Portanto, um assentamento rural que possui a proposta de desenvolvimento e implementação de atividades não-agrícolas, é um assentamento que interessa aos latifundiários e não aos trabalhadores rurais. Em última análise, é a não realização da reforma agrária, ou seja, uma forma para que as terras continuem nas mãos de quem nela não trabalha e nem produz.

Os pequenos agricultores e assentados, inseridos na dinâmica capitalista macroeconômica, são impelidos para fora das atividades agrícolas para garantir sua sobrevivência. Entretanto, toda a mobilização dos trabalhadores através dos movimentos sociais no campo é a evidência de que os trabalhadores excluídos querem entrar na terra, ou seja, querem e exigem o seu direito de ser agricultor assentado.

Uma série de medida administrativa e diretiva foi tomada no sentido de sanear e solucionar as dificuldades financeiras da Coagri. O número de funcionários foi diminuído drasticamente com manutenção apenas naquelas atividades essenciais e que tem trazido algumas vantagens econômicas. Diminui-se também o tamanho da Coagri, procurando priorizar alguns setores e regiões mais dinâmicas (industrialização de conservas, por exemplo), como foi visto anteriormente.

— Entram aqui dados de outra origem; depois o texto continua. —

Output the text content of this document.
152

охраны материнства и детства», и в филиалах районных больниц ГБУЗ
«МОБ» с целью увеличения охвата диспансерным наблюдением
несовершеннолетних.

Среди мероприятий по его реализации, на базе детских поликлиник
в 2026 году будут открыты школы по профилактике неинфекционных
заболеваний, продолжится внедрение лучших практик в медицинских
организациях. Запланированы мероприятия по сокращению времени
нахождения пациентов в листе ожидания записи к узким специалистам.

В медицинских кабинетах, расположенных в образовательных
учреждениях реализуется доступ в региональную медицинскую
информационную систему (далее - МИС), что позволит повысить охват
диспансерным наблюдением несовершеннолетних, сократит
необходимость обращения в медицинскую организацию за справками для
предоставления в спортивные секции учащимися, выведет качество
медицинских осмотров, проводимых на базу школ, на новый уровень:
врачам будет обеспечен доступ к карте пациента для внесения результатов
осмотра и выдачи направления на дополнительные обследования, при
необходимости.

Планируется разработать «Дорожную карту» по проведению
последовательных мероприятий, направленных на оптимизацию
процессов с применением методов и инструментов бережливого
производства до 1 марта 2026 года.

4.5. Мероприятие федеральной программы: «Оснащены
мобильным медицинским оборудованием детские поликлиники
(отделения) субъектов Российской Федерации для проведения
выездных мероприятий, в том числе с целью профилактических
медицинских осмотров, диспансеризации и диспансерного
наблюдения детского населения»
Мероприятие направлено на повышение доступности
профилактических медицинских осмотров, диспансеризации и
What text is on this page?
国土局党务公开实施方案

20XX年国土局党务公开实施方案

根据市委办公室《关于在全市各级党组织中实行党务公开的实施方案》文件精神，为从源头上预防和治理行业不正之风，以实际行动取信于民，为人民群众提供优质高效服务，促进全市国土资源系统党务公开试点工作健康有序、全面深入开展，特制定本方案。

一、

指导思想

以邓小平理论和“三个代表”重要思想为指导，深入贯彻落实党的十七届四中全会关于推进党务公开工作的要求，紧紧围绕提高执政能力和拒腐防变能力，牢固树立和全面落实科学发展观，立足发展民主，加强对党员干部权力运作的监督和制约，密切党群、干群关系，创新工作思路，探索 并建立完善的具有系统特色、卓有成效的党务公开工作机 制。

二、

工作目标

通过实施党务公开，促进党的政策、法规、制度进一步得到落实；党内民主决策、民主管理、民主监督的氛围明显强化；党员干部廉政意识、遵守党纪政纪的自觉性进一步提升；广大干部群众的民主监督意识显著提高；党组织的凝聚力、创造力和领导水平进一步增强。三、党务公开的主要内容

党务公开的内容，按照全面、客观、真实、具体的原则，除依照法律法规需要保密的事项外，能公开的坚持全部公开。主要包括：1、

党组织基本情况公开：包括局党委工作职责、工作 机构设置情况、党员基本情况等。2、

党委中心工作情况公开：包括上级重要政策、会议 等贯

Em meados de 2001 a organização da Coagri em unidades sofreu modificações e a cooperativa deixou de atuar na comercialização de insumos e produtos dos assentamentos. As instalações das unidades foram fechadas ou arrendadas/alugadas para empresas particulares e outras cooperativas.

Embora as principais linhas de produção continuem sendo a produção de leite (repassada para Sudcoop - Cooperativa Central Agropecuária Sudoeste Ltda), indústria de conserva e apesar do baixo estímulo e dificuldades, a produção de grãos (milho, soja,

feijão), a maior parte dos grãos é comercializada com as empresas e cooperativas que arrendaram as instalações das unidades da Coagri. A foto a seguir (foto 05) indica que as atividades de comercialização de uma das unidades da Coagri (unidade do Cavaco) são feitas pela empresa agromáquinas de compra e venda de cereais.

Outra medida para sanear a Coagri é a convocação dos devedores (assentados), para saldar seus débitos e efetuar negociação das dívidas. Este é um processo lento e complexo, pois a direção da Coagri, sendo também formada por trabalhadores assentados não se sente à vontade para executar dívidas da mesma forma que faria uma empresa comercial. “A Coagri não vai tomar uma ou duas vaquinhas que o cara tem para produzir leite para seus filhos”.(Diretor da Unidade de Rio Bonito do Iguaçu da Coagri, Danilo, 2001).